Lamentations 4
v.4
Because of thirst the infant’s tongue sticks to the roof of its mouth; the children beg for bread, but no one gives it to them.
The pathetic scenes of young children begging in vain for food seems to have etched themselves deeply on the mind of the author, who must have witnessed the events described here and in the first two dirges.
v.5
Those who once ate delicacies are destitute in the streets.

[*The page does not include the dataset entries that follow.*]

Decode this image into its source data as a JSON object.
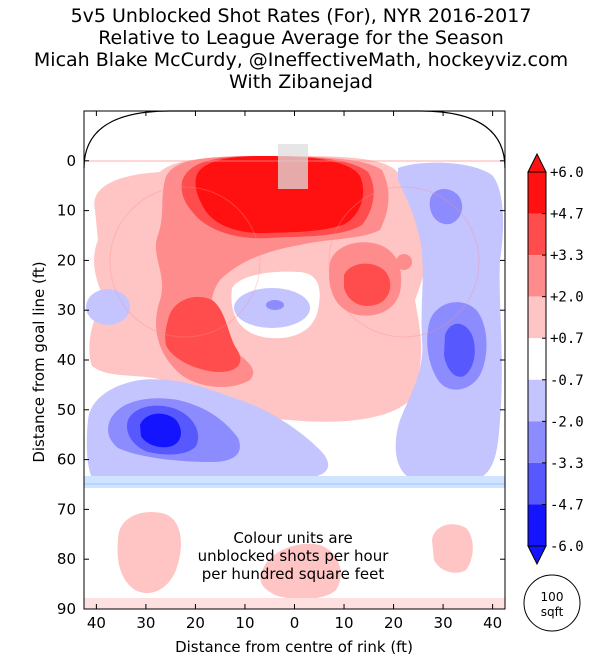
{
  "chart_data": {
    "type": "heatmap",
    "title_lines": [
      "5v5 Unblocked Shot Rates (For), NYR 2016-2017",
      "Relative to League Average for the Season",
      "Micah Blake McCurdy, @IneffectiveMath, hockeyviz.com",
      "With Zibanejad"
    ],
    "xlabel": "Distance from centre of rink (ft)",
    "ylabel": "Distance from goal line (ft)",
    "x_ticks": [
      "40",
      "30",
      "20",
      "10",
      "0",
      "10",
      "20",
      "30",
      "40"
    ],
    "y_ticks": [
      "0",
      "10",
      "20",
      "30",
      "40",
      "50",
      "60",
      "70",
      "80",
      "90"
    ],
    "xlim": [
      -42.5,
      42.5
    ],
    "ylim": [
      90,
      -10
    ],
    "colorbar": {
      "labels": [
        "+6.0",
        "+4.7",
        "+3.3",
        "+2.0",
        "+0.7",
        "-0.7",
        "-2.0",
        "-3.3",
        "-4.7",
        "-6.0"
      ],
      "colors": [
        "#ff1111",
        "#ff4c4c",
        "#ff8c8c",
        "#ffc4c4",
        "#ffffff",
        "#c4c4ff",
        "#8c8cff",
        "#5858ff",
        "#1414ff"
      ]
    },
    "annotation_lines": [
      "Colour units are",
      "unblocked shots per hour",
      "per hundred square feet"
    ],
    "scale_circle_lines": [
      "100",
      "sqft"
    ],
    "regions": [
      {
        "level": 1,
        "x": [
          -35,
          35
        ],
        "y": [
          -2,
          63
        ],
        "shape": "pink-background"
      },
      {
        "level": -2,
        "x": [
          -42,
          -5
        ],
        "y": [
          45,
          63
        ],
        "shape": "blue-bottom-left"
      },
      {
        "level": -4,
        "x": [
          -34,
          -18
        ],
        "y": [
          49,
          59
        ],
        "shape": "deep-blue"
      },
      {
        "level": -2,
        "x": [
          22,
          42
        ],
        "y": [
          0,
          63
        ],
        "shape": "blue-right"
      },
      {
        "level": -3,
        "x": [
          26,
          40
        ],
        "y": [
          29,
          44
        ],
        "shape": "blue-right-mid"
      },
      {
        "level": 5,
        "x": [
          -22,
          22
        ],
        "y": [
          0,
          18
        ],
        "shape": "red-slot"
      },
      {
        "level": 3,
        "x": [
          -25,
          -9
        ],
        "y": [
          28,
          44
        ],
        "shape": "red-left"
      },
      {
        "level": 3,
        "x": [
          17,
          30
        ],
        "y": [
          21,
          30
        ],
        "shape": "red-right"
      }
    ]
  }
}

Those nurtured in purple now lie on ash heaps.
Money has ceased to have meaning; so the rich women have no helpers and only such food as they can find among the garbage.
v.7
Their princes were brighter than snow and whiter than milk, their bodies more ruddy than rubies, their appearance like sapphires.
The nobility cannot be recognized on the streets because famine has reduced all the citizens of Jerusalem to a common level of physical exhaustion.
v.10
With their own hands compassionate women have cooked their own children, who became their food when my people were destroyed.

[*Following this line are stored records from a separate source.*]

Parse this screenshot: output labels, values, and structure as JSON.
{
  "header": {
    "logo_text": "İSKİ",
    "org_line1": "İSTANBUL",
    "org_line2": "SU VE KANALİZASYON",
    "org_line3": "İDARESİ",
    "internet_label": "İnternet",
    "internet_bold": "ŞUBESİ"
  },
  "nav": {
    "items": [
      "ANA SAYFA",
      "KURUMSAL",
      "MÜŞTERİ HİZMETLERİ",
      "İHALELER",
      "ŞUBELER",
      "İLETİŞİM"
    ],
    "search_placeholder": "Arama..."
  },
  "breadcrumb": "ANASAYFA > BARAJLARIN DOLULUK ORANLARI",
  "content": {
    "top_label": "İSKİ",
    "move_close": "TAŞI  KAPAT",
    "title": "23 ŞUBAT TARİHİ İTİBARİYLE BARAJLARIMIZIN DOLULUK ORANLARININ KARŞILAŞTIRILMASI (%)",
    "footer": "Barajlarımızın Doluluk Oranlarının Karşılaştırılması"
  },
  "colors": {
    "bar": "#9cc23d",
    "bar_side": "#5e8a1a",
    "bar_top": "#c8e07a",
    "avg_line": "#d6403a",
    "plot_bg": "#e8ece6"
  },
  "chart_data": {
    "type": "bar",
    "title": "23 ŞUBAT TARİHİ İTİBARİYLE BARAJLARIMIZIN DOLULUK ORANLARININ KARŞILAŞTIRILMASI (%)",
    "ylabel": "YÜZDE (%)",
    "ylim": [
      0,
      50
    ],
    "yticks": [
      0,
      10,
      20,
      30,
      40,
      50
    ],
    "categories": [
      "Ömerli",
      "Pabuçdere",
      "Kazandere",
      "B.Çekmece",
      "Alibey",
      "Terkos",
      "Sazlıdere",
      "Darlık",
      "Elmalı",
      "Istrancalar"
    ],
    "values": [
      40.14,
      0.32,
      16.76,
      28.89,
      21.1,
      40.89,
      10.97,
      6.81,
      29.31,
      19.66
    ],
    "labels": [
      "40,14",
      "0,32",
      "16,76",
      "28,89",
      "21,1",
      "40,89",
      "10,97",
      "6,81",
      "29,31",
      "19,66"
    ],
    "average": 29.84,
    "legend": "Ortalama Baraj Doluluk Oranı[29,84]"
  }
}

All this falls on the people because they have provoked the Lord to wrath.
v.13
But it happened because of the sins of her prophets and the iniquities of her priests, who shed within her the blood of the righteous.
Ezekiel 22:1–12 shows that the concept of bloodshed was far wider than murder or homicide, all that cut at the roots of society or that deprived men of their land and livelihood shortened their lives and so was bloodshed. Priest and prophet contributed positively and negatively—positively by advocating or condoning such behavior, negatively by failing to condemn those who wronged their fellow men.
v.14
Now they grope through the streets like men who are blind. They are so defiled with blood that no one dares to touch their garments.
v.20
The LORD’s anointed, our very life breath, was caught in their traps. We thought that under his shadow we would live among the nations.

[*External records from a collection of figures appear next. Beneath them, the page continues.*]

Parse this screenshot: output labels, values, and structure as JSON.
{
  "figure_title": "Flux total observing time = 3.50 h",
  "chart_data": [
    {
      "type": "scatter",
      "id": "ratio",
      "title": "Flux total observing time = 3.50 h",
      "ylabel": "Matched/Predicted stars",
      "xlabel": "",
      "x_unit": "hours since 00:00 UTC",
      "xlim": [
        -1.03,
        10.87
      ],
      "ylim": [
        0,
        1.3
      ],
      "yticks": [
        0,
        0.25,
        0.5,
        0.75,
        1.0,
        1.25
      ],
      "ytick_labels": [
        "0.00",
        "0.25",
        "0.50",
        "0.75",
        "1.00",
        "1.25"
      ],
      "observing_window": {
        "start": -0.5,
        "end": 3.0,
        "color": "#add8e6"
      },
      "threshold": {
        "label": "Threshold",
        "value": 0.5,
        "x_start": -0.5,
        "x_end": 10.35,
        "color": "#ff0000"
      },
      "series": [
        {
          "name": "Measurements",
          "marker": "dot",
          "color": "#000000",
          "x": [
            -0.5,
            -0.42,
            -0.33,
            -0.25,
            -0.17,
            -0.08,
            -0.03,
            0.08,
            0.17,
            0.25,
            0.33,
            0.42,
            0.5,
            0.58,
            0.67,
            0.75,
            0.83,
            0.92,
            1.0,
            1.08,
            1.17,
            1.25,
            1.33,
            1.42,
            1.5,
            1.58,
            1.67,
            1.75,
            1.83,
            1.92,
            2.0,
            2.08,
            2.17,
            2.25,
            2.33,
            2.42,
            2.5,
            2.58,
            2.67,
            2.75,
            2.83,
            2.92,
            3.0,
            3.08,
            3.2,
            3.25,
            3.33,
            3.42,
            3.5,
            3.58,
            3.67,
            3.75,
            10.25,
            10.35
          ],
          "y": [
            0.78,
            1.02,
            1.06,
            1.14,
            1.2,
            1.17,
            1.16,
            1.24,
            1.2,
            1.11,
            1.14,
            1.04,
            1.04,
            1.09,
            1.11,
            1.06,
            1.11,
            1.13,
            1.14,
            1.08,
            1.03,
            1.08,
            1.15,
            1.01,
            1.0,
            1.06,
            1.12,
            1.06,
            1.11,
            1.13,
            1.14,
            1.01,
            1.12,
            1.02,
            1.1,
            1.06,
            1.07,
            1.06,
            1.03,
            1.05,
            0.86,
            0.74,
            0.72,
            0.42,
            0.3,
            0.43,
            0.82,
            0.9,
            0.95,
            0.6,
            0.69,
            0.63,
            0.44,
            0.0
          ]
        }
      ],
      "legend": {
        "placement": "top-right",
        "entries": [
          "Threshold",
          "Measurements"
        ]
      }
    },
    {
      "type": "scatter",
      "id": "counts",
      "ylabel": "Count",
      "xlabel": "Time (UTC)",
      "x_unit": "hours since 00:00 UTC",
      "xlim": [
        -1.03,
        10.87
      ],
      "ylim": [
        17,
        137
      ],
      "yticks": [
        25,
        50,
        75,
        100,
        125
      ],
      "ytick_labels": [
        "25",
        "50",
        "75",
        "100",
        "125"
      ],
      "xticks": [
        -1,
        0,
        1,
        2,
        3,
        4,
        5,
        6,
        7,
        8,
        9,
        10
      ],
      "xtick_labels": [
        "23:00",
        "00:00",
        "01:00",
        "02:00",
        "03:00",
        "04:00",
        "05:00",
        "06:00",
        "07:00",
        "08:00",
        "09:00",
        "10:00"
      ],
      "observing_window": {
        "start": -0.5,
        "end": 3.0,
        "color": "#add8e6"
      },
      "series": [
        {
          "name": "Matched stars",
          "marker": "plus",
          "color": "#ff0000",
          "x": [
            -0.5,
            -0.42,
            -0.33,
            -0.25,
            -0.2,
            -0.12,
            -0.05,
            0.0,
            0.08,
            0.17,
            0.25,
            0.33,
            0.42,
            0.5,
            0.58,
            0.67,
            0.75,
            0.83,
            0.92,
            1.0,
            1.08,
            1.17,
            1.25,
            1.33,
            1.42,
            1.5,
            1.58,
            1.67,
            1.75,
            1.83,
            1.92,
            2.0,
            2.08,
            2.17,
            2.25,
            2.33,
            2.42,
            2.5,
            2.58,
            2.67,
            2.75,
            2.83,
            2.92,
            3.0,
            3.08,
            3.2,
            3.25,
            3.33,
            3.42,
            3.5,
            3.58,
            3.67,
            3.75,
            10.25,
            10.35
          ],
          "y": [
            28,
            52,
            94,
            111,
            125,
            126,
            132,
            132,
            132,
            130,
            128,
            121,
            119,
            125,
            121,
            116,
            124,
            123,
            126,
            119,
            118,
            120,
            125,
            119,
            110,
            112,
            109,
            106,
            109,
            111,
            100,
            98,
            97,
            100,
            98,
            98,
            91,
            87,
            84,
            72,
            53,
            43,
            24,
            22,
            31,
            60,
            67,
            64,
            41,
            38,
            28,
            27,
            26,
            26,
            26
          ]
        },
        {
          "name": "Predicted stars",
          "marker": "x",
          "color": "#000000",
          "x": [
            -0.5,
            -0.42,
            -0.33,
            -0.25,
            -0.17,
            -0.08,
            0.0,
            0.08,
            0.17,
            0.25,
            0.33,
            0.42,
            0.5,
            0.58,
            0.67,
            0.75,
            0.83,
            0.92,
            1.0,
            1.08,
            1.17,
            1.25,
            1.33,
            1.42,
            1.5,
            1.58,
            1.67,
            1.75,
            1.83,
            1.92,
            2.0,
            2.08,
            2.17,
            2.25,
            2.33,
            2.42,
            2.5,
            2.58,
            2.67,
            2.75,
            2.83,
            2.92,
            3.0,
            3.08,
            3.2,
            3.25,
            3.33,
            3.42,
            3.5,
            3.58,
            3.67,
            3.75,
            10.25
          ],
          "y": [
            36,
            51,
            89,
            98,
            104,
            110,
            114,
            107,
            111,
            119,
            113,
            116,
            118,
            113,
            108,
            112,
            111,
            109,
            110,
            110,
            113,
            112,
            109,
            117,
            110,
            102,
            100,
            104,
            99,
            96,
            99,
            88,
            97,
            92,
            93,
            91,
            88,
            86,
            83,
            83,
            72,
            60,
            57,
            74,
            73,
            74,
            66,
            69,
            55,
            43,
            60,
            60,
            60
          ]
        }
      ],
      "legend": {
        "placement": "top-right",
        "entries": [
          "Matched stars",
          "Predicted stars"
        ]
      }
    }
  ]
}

The people of Jerusalem regarded Zedekiah as the anointed of the LORD, and hoped that under his shadow we shall live among the nations. The hope was bitterly disappointed. #EnduringWord
v.21-22
Rejoice and be glad, O Daughter of Edom, you who live in the land of Uz. But to you also the cup will be passed; you will be drunk and stripped naked. 22O Daughter of Zion, your punishment will end; he will not prolong your exile. But, O Daughter of Edom, he will punish your sin and expose your wickedness.
[Edom’s] nakedness involves shame and revelation of sins, but it also implies slavery (cf. Isaiah 47:2-3). The consolation for Zion is that she has received all the punishment she can (cf Isaiah 40:2); there can be no more exile.